Reply
Explorer
Posts: 11
Registered: ‎06-09-2016

Where does actual data go when data is ingested in solrSink using Flume

Hi

I am new to use Cloudera Search and I am bit confused.

 

Following is my use case. I  want to ingest real time logs in HDFS using Flume. a) want to make search on these logs b) want to use logs which gets ingested for some other purpose.

 

But when I index it in solrSink (in collection called collection4)

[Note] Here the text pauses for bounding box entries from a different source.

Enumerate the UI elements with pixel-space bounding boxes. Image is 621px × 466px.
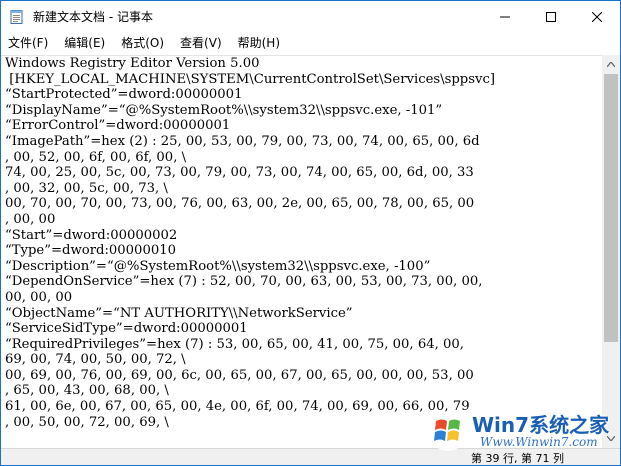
chevron-up-icon [607,62,615,67]
vertical-scrollbar[interactable] [602,55,620,448]
close-icon [592,11,602,22]
text-line: “Type”=dword:00000010 [5,243,177,259]
text-line: [HKEY_LOCAL_MACHINE\SYSTEM\CurrentContro… [5,71,495,87]
text-line: 00, 70, 00, 70, 00, 73, 00, 76, 00, 63, … [5,196,475,212]
text-line: Windows Registry Editor Version 5.00 [5,56,260,71]
minimize-icon [500,16,510,17]
notepad-app-icon [10,9,23,24]
scroll-thumb[interactable] [604,74,618,342]
watermark-url: Www.Winwin7.com [480,435,598,449]
title-bar[interactable]: 新建文本文档 - 记事本 [1,1,620,32]
text-line: “ErrorControl”=dword:00000001 [5,118,231,134]
text-editor[interactable]: Windows Registry Editor Version 5.00 [HK… [1,55,602,449]
text-line: , 65, 00, 43, 00, 68, 00, \ [5,383,169,399]
menu-format[interactable]: 格式(O) [114,33,171,54]
window-title: 新建文本文档 - 记事本 [33,10,153,24]
text-line: “RequiredPrivileges”=hex (7) : 53, 00, 6… [5,336,464,352]
text-line: “DisplayName”=“@%SystemRoot%\\system32\\… [5,102,443,118]
text-line: 00, 00, 00 [5,289,73,305]
text-line: “ObjectName”=“NT AUTHORITY\\NetworkServi… [5,305,353,321]
watermark: Win7系统之家 Www.Winwin7.com [424,401,619,463]
text-line: 00, 69, 00, 76, 00, 69, 00, 6c, 00, 65, … [5,367,474,383]
menu-edit[interactable]: 编辑(E) [57,33,112,54]
text-line: “Start”=dword:00000002 [5,227,178,243]
menu-view[interactable]: 查看(V) [173,33,229,54]
window-controls [482,1,620,32]
close-button[interactable] [574,1,620,32]
text-line: “ServiceSidType”=dword:00000001 [5,321,248,337]
text-line: “Description”=“@%SystemRoot%\\system32\\… [5,258,431,274]
text-line: “DependOnService”=hex (7) : 52, 00, 70, … [5,274,483,290]
maximize-icon [546,11,556,22]
maximize-button[interactable] [528,1,574,32]
text-line: 69, 00, 74, 00, 50, 00, 72, \ [5,352,186,368]
text-line: 74, 00, 25, 00, 5c, 00, 73, 00, 79, 00, … [5,165,474,181]
minimize-button[interactable] [482,1,528,32]
watermark-brand: Win7系统之家 [472,413,610,437]
text-line: , 00, 52, 00, 6f, 00, 6f, 00, \ [5,149,187,165]
text-line: , 00, 00 [5,211,56,227]
menu-bar: 文件(F) 编辑(E) 格式(O) 查看(V) 帮助(H) [1,33,620,54]
menu-file[interactable]: 文件(F) [1,33,55,54]
notepad-window: 新建文本文档 - 记事本 文件(F) 编辑(E) 格式(O) 查看(V) 帮助(… [0,0,621,466]
windows-logo-icon [428,411,468,451]
text-line: “ImagePath”=hex (2) : 25, 00, 53, 00, 79… [5,133,480,149]
menu-help[interactable]: 帮助(H) [231,33,287,54]
scroll-up-button[interactable] [602,56,620,73]
text-line: “StartProtected”=dword:00000001 [5,87,243,103]
text-line: , 00, 32, 00, 5c, 00, 73, \ [5,180,168,196]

I notice following happens, following directory gets created in HDFS

/solr/collection4/core_node1/data/index

/solr/collection4/core_node1/data/tlog

 

In this tlog directory there is a file which looks like it contains data , but in some binary form. My query is where does actual data goes (because I want to use it for other purposes) and in this context , and how do indexes created in this solrSink point to actual data

 

Thanks

Aniruddh

Posts: 177
Topics: 8
Kudos: 28
Solutions: 19
Registered: ‎07-16-2015

Re: Where does actual data go when data is ingested in solrSink using Flume

The folder you see are the actual data indexed by Solr.

If you want to access these data, you need to request them through Solr using the Solr Rest API.

 

If you need the "raw" data, then you will need to duplicate the data directly into HDFS yourself using for example a second sink of type "HDFS".